Summary: Self control brings balance to our lives.

Last Sunday I asked you to be ready to share ways that we demonstrate the Fruits of the Spirit as a church. That will take place in a few minutes, as we first need to address the final fruit - self-control.

There have been a few “experiments” if you will during this series as a way to try to illustrate some of these fruits. This morning I want to use a bicycle to demonstrate/illustrate self-control. (Video clip)

As I reviewed this clip after I made it, I recalled this past July 4th. Daniel still had training wheels on his bike but Jonathon noticed that they were not touching the ground like they used to and basically said to Daniel, “Daniel I think that you can ride without training wheels.

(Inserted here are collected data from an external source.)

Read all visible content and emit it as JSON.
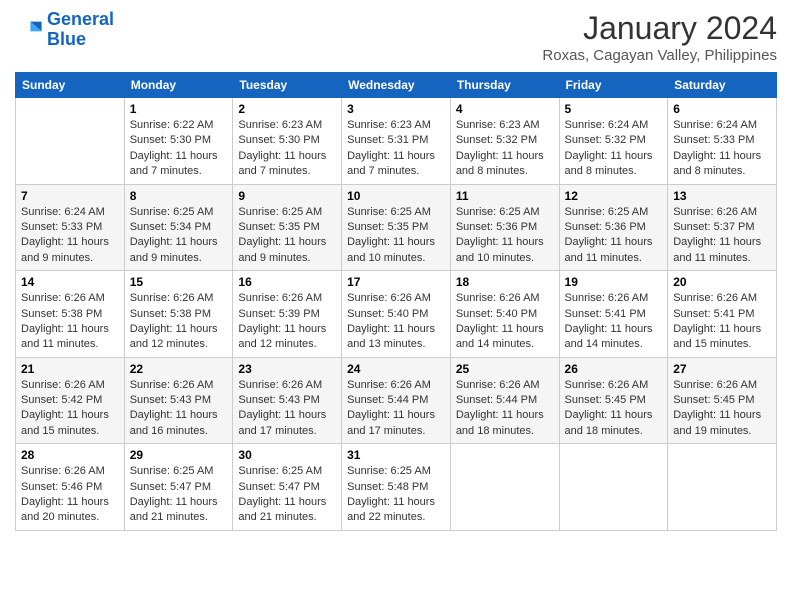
{
  "logo": {
    "line1": "General",
    "line2": "Blue"
  },
  "title": "January 2024",
  "subtitle": "Roxas, Cagayan Valley, Philippines",
  "header_days": [
    "Sunday",
    "Monday",
    "Tuesday",
    "Wednesday",
    "Thursday",
    "Friday",
    "Saturday"
  ],
  "weeks": [
    [
      {
        "num": "",
        "info": ""
      },
      {
        "num": "1",
        "info": "Sunrise: 6:22 AM\nSunset: 5:30 PM\nDaylight: 11 hours\nand 7 minutes."
      },
      {
        "num": "2",
        "info": "Sunrise: 6:23 AM\nSunset: 5:30 PM\nDaylight: 11 hours\nand 7 minutes."
      },
      {
        "num": "3",
        "info": "Sunrise: 6:23 AM\nSunset: 5:31 PM\nDaylight: 11 hours\nand 7 minutes."
      },
      {
        "num": "4",
        "info": "Sunrise: 6:23 AM\nSunset: 5:32 PM\nDaylight: 11 hours\nand 8 minutes."
      },
      {
        "num": "5",
        "info": "Sunrise: 6:24 AM\nSunset: 5:32 PM\nDaylight: 11 hours\nand 8 minutes."
      },
      {
        "num": "6",
        "info": "Sunrise: 6:24 AM\nSunset: 5:33 PM\nDaylight: 11 hours\nand 8 minutes."
      }
    ],
    [
      {
        "num": "7",
        "info": "Sunrise: 6:24 AM\nSunset: 5:33 PM\nDaylight: 11 hours\nand 9 minutes."
      },
      {
        "num": "8",
        "info": "Sunrise: 6:25 AM\nSunset: 5:34 PM\nDaylight: 11 hours\nand 9 minutes."
      },
      {
        "num": "9",
        "info": "Sunrise: 6:25 AM\nSunset: 5:35 PM\nDaylight: 11 hours\nand 9 minutes."
      },
      {
        "num": "10",
        "info": "Sunrise: 6:25 AM\nSunset: 5:35 PM\nDaylight: 11 hours\nand 10 minutes."
      },
      {
        "num": "11",
        "info": "Sunrise: 6:25 AM\nSunset: 5:36 PM\nDaylight: 11 hours\nand 10 minutes."
      },
      {
        "num": "12",
        "info": "Sunrise: 6:25 AM\nSunset: 5:36 PM\nDaylight: 11 hours\nand 11 minutes."
      },
      {
        "num": "13",
        "info": "Sunrise: 6:26 AM\nSunset: 5:37 PM\nDaylight: 11 hours\nand 11 minutes."
      }
    ],
    [
      {
        "num": "14",
        "info": "Sunrise: 6:26 AM\nSunset: 5:38 PM\nDaylight: 11 hours\nand 11 minutes."
      },
      {
        "num": "15",
        "info": "Sunrise: 6:26 AM\nSunset: 5:38 PM\nDaylight: 11 hours\nand 12 minutes."
      },
      {
        "num": "16",
        "info": "Sunrise: 6:26 AM\nSunset: 5:39 PM\nDaylight: 11 hours\nand 12 minutes."
      },
      {
        "num": "17",
        "info": "Sunrise: 6:26 AM\nSunset: 5:40 PM\nDaylight: 11 hours\nand 13 minutes."
      },
      {
        "num": "18",
        "info": "Sunrise: 6:26 AM\nSunset: 5:40 PM\nDaylight: 11 hours\nand 14 minutes."
      },
      {
        "num": "19",
        "info": "Sunrise: 6:26 AM\nSunset: 5:41 PM\nDaylight: 11 hours\nand 14 minutes."
      },
      {
        "num": "20",
        "info": "Sunrise: 6:26 AM\nSunset: 5:41 PM\nDaylight: 11 hours\nand 15 minutes."
      }
    ],
    [
      {
        "num": "21",
        "info": "Sunrise: 6:26 AM\nSunset: 5:42 PM\nDaylight: 11 hours\nand 15 minutes."
      },
      {
        "num": "22",
        "info": "Sunrise: 6:26 AM\nSunset: 5:43 PM\nDaylight: 11 hours\nand 16 minutes."
      },
      {
        "num": "23",
        "info": "Sunrise: 6:26 AM\nSunset: 5:43 PM\nDaylight: 11 hours\nand 17 minutes."
      },
      {
        "num": "24",
        "info": "Sunrise: 6:26 AM\nSunset: 5:44 PM\nDaylight: 11 hours\nand 17 minutes."
      },
      {
        "num": "25",
        "info": "Sunrise: 6:26 AM\nSunset: 5:44 PM\nDaylight: 11 hours\nand 18 minutes."
      },
      {
        "num": "26",
        "info": "Sunrise: 6:26 AM\nSunset: 5:45 PM\nDaylight: 11 hours\nand 18 minutes."
      },
      {
        "num": "27",
        "info": "Sunrise: 6:26 AM\nSunset: 5:45 PM\nDaylight: 11 hours\nand 19 minutes."
      }
    ],
    [
      {
        "num": "28",
        "info": "Sunrise: 6:26 AM\nSunset: 5:46 PM\nDaylight: 11 hours\nand 20 minutes."
      },
      {
        "num": "29",
        "info": "Sunrise: 6:25 AM\nSunset: 5:47 PM\nDaylight: 11 hours\nand 21 minutes."
      },
      {
        "num": "30",
        "info": "Sunrise: 6:25 AM\nSunset: 5:47 PM\nDaylight: 11 hours\nand 21 minutes."
      },
      {
        "num": "31",
        "info": "Sunrise: 6:25 AM\nSunset: 5:48 PM\nDaylight: 11 hours\nand 22 minutes."
      },
      {
        "num": "",
        "info": ""
      },
      {
        "num": "",
        "info": ""
      },
      {
        "num": "",
        "info": ""
      }
    ]
  ]
}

Try riding my bike. (Now the new red one in the video, the old one that he has outgrown.)

And wouldn’t you know it, Daniel took off like he had been riding without wheels for a while. I thought about the balance issue that has to take place as we learn to ride. Momentum helps us balance.

I suggest this morning that we consider self-control as the balancing fruit because it brings balance and control to our lives and also because it requires us to have balance and control in our lives, specifically the balance and control that comes as we let the Holy Spirit operate and direct our lives as we let go and surrender to God and His purposes for us.

I would also suggest that self-control is a greater possibility in our lives as we allow these other fruits to take root and grow as well. By doing so, they make possible the ability and the willingness to live a self-controlled life in the Spirit.

Two places of scripture are our Biblical guides as we consider this fruit called self-control. One, as always, has been read this morning - it is I Corinthians 6:12 and its parallel passage, I Corinthians 10:23 which basically says the same thing. I also want us to keep in mind the stories of Joseph and Daniel who are 21st century examples of self-control and who illustrate the balance and control of the Corinthian passages.

Before we examine these passages however, I would like for us to look at the following list of persons and as I read through the list I want you to pick one, just one, category of person that you believe fit the criteria. Then I am going to ask for your response.

The criterion is this: Which category of people requires the most self-control? (Overhead 1)

A person on a diet

A recovering alcoholic

A person facing an unpleasant task with a tight deadline

An unmarried person

A person with a long list of chores on a warm, sunny, weekend day

A person who wants to break a bad habit

An athlete

A child learning to play a musical instrument

A person with diabetes

A child in a candy store

Now we are going back through the list and I am going to ask for a show of hands (remember only one selection) as I read each category. Here we go. (Read back through the list)

Thank you!

When we think of self-control, there are two main areas of life that come to most people’s mind: sex and food. And it is very important and interesting to notice that the repeative verses of I Corinthians 6:12 and 10:23 appear in the segments of the book that deal with the issue of sexual purity and eating. Scripture of course speaks about the control of our temper and of our tongue as well as living a life that demonstrates self-control that Joseph and Daniel illustrate.

In looking at 6:12 we must first go back to 6:10 where Paul asks, “Don’t you know that those who do wrong will have no share in the Kingdom of God?” And then he goes on to list kinds of persons that will be left out of the kingdom.

He lists six kinds of people but expands on only one - “those who indulge in sexual sin” as he states it in the text. And he lists idol worshippers, adulterers, male prostitutes, and homosexuals as examples of sexual sin.

Corinth was a place of many pagan faiths that included sexual rituals as part of their worship. So Corinthian Christians came out of an environment that was very sexualized and it was a challenge to their commitment to and faith in Christ because that commitment and faith required sexual purity as Paul states in verse 11.

But, questions remain and attitudes and assumptions from their pagan pasts still influence their thinking. And verse 12 is an example of this thinking, (thinking that still exists today).

“Hey,” Paul hears, “I am allowed to do anything.” Notice that Paul does not deny this. We are allowed to do anything. We have the ability to kill and heal. We have the ability to love and hate. We have the ability to get involved and do nothing.